Jesse suchte den ganzen Farmhof nach Ellen ab. Ein Fetzen von ihrem blauen Kleid, der mehr als hundert Schritte vom Haus entfernt im Staub lag, zeigte ihm, dass die Krieger sie tatsächlich mitgenommen hatten. Er hob den Fetzen auf und betrachtete ihn lange. Auf dem Stoff war Blut, und das konnte der Beweis dafür sein, dass man tatsächlich nicht vorhatte, sie zu verkaufen. Seine Finger schlössen sich fest um den Fetzen.
»Ihr verdammten Schweine!«, brüllte er in einer plötzlichen Aufwallung von Wut und Zorn. »Ich kriege euch! Ich hole Ellen zurück und jage jedem von euch eine Kugel in den roten Wanst!«
Er kehrte zum Haus zurück und begrub die verkohlten Überreste des Farmers und seine Frau. Dann sprach er ein Gebet und stieg in den Sattel. Ohne sich um seine angesengte Kleidung und sein verrußtes Gesicht zu kümmern, folgte er den Spuren der Krieger …
Er dachte nicht daran, dass ein einzelner weißer Mann nicht die geringste Chance hatte, eine Gefangene aus den Klauen von kriegerischen Comanchen zu befreien, sondern ritt auf den Spuren der Indianer nach Nordwesten.

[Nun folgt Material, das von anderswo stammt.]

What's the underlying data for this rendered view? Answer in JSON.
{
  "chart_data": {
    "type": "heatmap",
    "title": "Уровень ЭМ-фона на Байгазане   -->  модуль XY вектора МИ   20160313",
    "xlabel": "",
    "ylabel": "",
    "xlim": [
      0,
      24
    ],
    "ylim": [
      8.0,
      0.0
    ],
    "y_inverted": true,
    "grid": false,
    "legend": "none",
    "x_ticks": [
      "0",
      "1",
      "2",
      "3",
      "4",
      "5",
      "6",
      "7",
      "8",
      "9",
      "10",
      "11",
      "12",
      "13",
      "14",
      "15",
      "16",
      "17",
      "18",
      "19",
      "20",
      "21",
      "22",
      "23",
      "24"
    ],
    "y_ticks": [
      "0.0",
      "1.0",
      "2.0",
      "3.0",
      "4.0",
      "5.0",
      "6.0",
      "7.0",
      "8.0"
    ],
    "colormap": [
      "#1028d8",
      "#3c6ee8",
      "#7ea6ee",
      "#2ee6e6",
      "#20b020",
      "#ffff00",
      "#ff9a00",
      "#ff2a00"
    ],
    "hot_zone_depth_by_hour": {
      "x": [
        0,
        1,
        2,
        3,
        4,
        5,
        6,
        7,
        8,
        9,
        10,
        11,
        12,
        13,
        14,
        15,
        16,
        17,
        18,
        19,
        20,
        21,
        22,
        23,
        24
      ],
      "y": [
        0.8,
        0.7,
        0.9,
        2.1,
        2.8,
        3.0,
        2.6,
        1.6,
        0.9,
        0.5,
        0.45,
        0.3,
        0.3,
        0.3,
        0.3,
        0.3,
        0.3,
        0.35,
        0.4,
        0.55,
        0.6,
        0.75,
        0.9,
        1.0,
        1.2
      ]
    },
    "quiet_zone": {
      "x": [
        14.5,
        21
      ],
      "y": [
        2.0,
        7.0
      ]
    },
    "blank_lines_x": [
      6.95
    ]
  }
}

Jesse lebte lange genug in Texas, um die Comanchen zu kennen. Er wusste, wie sehr sie die Weißen hassten, und mit welcher Grausamkeit sie gegen die Rancher und Siedler vorgingen. Bisher hatten sie noch nicht gewagt, sich an den Rindern seines Vaters zu vergreifen, aber sie hatten einen benachbarten Rancher angegriffen, und Jesse war bei den Männern gewesen, die sie von dem Besitz vertrieben hatten. Auf der Flucht hatten sich die Krieger an einer unschuldigen Familie gerächt, die mit einem Planwagen nach San Antonio unterwegs gewesen war. Selbst die Mädchen hatten sie skalpiert …
Den Spuren nach zu urteilen hatten ungefähr zwanzig Krieger die Farm der Baldwins angegriffen. Sie schienen sich ihrer Sache sehr sicher zu sein, denn sie hatten nicht versucht, die Abdrücke ihrer Pferde zu verwischen. Anscheinend rechneten sie nicht damit, schon wenige Stunden nach dem Überfall verfolgt zu werden, in den vergangenen Jahren schienen sie sich jedes Mal in Luft aufgelöst zu haben, bevor die Kavallerie aufgetaucht war. Man nahm an, dass sie sich im Llano Estacado versteckten, und in diese tödliche Wüste wagten sich nicht einmal die Soldaten.